Director Ana Lily Amirpour is billing A Girl Walks Home at Night Alone as Iran’s first vampire spaghetti western, as though vampire spaghetti western is a popular genre in Hollywood. While entirely in Farsi and featuring an Iranian cast, the film was shot in southern California, which barely passes for Iran. The film is more than just a blend of western and horror though; it has all the superhero vigilantism of The Dark Knight (2008)—without all the explosions. Whenever a film looks at the awkwardness of human-vampire romance, it’s impossible not to think of Twilight (2008), but it is the hauntingly beautiful images and intricate sensory details that make this film a truly unique viewing experience.
The film opens on Arash (Arash Marandi) looking like James Dean in dark sunglassess and a tight white t-shirt as he smokes a cigarette and leans against a dilapidated wall. He then hops around the wall and produces a fluffy cat, which he cuddles as he walks away. Any sense that we’re dealing with a hard-boiled tough guy has evaporated, and for much of the film, his too-cool look is an ironic contrast to his innocent and timid disposition. He is a boy just trying to get by. He struggles to take care of his heroin addicted father and pay his father’s debts to the drug dealer. Yet despite his lonely, hopeless existence, he works hard to afford himself a sole luxury: His pristine 1950s automobile.
Then enters the stranger to the ghost town. Instead of riding in on a horse, the anonymous Girl (Sheila Vand) patrols the nighttime streets of Bad City on a skateboard, her chador flying behind her like a superhero cape. To select her prey, she shadows and sometimes interrogates those who wander alone at night—and then she becomes a ‘moral authority.’ Those who are criminals get eaten, yet she is not entirely just in her killings. At one point, she snaps the neck of a homeless man, who appears innocent.
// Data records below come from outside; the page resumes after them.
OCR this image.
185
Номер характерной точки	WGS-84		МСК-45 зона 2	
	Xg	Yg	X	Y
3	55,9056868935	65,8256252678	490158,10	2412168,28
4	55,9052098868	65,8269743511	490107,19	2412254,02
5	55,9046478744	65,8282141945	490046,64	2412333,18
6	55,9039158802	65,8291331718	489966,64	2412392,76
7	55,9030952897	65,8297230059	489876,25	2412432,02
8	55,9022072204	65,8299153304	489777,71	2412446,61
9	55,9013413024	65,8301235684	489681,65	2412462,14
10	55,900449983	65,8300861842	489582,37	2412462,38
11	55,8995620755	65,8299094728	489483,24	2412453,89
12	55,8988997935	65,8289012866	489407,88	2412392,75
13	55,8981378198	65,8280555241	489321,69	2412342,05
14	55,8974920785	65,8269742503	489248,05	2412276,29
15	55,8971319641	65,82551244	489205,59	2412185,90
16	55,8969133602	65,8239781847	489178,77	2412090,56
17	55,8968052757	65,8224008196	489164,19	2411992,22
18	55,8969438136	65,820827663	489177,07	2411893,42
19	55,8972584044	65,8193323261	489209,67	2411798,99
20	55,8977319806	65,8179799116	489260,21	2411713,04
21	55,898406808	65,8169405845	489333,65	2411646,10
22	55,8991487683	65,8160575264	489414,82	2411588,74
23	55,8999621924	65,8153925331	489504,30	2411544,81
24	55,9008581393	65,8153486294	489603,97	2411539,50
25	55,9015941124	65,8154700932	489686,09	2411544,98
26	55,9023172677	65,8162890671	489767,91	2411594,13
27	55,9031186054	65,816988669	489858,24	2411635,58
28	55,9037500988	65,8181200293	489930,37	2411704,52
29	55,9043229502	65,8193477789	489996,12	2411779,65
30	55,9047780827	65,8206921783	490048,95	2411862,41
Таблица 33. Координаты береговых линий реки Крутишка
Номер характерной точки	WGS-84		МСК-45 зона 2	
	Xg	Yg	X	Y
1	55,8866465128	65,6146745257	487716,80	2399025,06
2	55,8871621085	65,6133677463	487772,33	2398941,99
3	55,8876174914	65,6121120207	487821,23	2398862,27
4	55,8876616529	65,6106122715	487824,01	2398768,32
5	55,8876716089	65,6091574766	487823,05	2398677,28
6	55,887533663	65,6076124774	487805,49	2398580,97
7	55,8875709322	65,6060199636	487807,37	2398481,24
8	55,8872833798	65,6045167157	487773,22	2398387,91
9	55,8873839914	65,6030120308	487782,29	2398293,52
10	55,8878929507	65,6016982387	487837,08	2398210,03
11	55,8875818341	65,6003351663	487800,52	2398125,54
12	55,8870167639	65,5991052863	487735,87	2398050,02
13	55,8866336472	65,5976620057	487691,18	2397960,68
Despite the barren mood and sense of hopelessness that permeates the film, Amirpour also brings a subtle, ironic sense of humour. When Arash meets the Girl on his way back from a costume party, he is dressed as Dracula and struggling to speak through his phony plastic fangs. In the intimate scene that follows, they embrace, and Arash’s costume no longer seems to be a disguise, but rather a point of similarity for himself and the Girl.
The true power of the film comes from the focus on the auditory and visual details that make the realistic equally as disturbing as the horrific.The hiss of heroin boiling in a bent spoon manages to be just as chilling as the the crunch of a finger between the girl’s fangs. The camera indulges and lingers on the tragic, beautiful images of Bad City. The shots of oil drills moving in a robotic back and forth rhythm and a mangy dog limping through the desert show the truth of Bad City—it is isolated and hostile to love and hope.
There is not a whole lot of dialogue in the film, so Amirpour relies on images to tell the story, and she does so exquisitely. In the long take of Arash and the Girl moving in slow motion through her apartment, not much happens physically; he gets up from the bed and rests his head on hers. This simple movement is laced with suspense and meaning. Each of Arash and the Girl’s tiny movements enthralls us, as the soundtrack repeats over and over, “This fear’s got a hold on me”—another humorous nod to the Girl’s vampire existence. Here are two people alone and unloved with no one watching out for them. They have made mistakes yet they struggle for justice. And despite the incompatibility of an anonymous vampire and a naive youth, they find a connection.
A Girl Walks Home Alone at Night will be shown at Cinema du Parc (3575 Parc) until Thursday, March 19 at 9:15 p.m. Student admission is $10.